Just days after bad news about manufacturing wreaked havoc with Dr. Reddy’s shares, the drugmaker was able to report something positive.
In a filing Saturday with the Bombay Stock Exchange, India's second-largest drugmaker said (PDF) that the agency had notified it that the steps it has taken to improve operations at its oncology formulations plant in Duvvada, India, have finally satisfied the agency.
“Based on our responses and follow-up actions, the U.S. FDA has concluded that this inspection is 'closed' and, has determined the inspection classification of this facility as Voluntary Action Initiated (VAI),” Dr. Reddy’s reported.
The Duvvada facility was one of three plants named in a sweeping FDA warning letter more than three years ago. Follow-up inspections in 2017 and again last October again noted problems. Issues at Duvvada included practices that raised the potential for contamination. Dr. Reddy’s has pending ANDAs for generic cancer drugs to be produced at the plant but has been prevented by the FDA citation from launching any of them. The status change should allow it get some new products to market.

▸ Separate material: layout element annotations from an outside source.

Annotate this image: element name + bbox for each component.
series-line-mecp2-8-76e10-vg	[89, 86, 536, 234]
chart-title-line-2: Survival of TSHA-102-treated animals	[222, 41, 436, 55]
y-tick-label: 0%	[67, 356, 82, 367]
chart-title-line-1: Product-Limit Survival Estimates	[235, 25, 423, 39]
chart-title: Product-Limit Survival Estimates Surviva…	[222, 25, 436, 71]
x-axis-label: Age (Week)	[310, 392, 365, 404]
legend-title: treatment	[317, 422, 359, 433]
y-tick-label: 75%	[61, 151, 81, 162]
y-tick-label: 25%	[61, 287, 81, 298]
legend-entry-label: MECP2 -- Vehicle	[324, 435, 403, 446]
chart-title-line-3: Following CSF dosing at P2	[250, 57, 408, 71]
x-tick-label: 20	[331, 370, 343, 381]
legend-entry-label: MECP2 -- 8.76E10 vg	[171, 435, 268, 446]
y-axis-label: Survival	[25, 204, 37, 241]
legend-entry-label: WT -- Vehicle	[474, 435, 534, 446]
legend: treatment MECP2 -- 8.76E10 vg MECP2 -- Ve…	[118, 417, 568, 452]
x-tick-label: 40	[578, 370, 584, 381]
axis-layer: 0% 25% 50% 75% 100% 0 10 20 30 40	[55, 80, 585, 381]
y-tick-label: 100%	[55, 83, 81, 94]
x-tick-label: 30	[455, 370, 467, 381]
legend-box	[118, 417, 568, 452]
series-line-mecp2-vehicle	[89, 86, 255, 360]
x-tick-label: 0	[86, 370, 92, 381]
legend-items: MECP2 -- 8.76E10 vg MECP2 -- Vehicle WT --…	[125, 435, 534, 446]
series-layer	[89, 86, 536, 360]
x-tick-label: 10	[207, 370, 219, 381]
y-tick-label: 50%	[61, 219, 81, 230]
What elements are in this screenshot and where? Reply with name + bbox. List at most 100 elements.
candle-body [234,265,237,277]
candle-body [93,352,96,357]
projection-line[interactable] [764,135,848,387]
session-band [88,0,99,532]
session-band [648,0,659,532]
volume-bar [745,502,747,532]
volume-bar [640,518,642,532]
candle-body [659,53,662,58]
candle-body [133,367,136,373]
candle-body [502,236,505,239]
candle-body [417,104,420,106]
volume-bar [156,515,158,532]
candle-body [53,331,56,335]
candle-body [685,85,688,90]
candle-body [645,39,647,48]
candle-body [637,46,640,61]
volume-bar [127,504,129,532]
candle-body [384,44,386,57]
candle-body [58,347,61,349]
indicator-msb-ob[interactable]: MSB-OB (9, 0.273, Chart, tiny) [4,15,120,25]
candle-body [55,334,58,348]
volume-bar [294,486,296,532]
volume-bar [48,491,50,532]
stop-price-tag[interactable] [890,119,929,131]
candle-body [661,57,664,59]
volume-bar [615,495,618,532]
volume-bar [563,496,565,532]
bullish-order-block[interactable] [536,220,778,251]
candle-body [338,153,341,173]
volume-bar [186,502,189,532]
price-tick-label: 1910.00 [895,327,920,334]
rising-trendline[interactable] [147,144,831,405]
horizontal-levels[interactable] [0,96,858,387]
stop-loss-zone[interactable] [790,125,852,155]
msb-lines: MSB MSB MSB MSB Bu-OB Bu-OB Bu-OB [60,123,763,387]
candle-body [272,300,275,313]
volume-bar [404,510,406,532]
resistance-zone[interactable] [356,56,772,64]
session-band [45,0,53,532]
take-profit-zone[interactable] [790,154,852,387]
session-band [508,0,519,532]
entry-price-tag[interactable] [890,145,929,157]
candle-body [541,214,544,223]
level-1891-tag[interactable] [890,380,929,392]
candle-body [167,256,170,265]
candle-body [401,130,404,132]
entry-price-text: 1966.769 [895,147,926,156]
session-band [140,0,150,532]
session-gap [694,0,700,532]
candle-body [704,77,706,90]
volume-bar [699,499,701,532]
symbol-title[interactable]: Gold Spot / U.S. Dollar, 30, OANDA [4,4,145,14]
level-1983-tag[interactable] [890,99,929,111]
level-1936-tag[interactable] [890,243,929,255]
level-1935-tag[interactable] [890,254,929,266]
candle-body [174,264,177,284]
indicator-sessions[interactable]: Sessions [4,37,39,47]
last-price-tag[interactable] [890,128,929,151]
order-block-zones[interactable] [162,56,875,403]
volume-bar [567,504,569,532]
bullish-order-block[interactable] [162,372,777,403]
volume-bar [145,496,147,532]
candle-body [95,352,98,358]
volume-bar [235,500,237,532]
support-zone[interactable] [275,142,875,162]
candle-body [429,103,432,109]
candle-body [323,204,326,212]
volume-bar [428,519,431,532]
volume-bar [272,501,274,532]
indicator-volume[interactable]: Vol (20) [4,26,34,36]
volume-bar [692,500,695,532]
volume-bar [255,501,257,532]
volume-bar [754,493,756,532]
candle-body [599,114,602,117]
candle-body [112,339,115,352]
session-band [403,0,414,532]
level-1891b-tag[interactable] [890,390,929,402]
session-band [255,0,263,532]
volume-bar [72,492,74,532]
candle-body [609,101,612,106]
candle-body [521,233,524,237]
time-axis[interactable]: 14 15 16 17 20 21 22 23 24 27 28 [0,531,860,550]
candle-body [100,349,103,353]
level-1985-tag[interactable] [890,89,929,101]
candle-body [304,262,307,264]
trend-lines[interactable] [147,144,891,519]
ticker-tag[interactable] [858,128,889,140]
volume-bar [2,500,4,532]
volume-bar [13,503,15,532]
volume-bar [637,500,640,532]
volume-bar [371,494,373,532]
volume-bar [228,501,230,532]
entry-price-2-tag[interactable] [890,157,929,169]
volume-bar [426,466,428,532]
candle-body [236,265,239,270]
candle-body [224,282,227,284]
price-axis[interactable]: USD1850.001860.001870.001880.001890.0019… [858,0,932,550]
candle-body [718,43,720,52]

The news came just days after reports about a Form 483 issued to Dr. Reddy's formulations plant in Bachupally, spooked investors. Shares plunged as much as 23%—a 17-year low—before they recovered down just 4%, according to India media. A report from a Jefferies analyst who had seen the report said four of 11 observations at the Bachupally plant were repeats and that fixes will probably take time.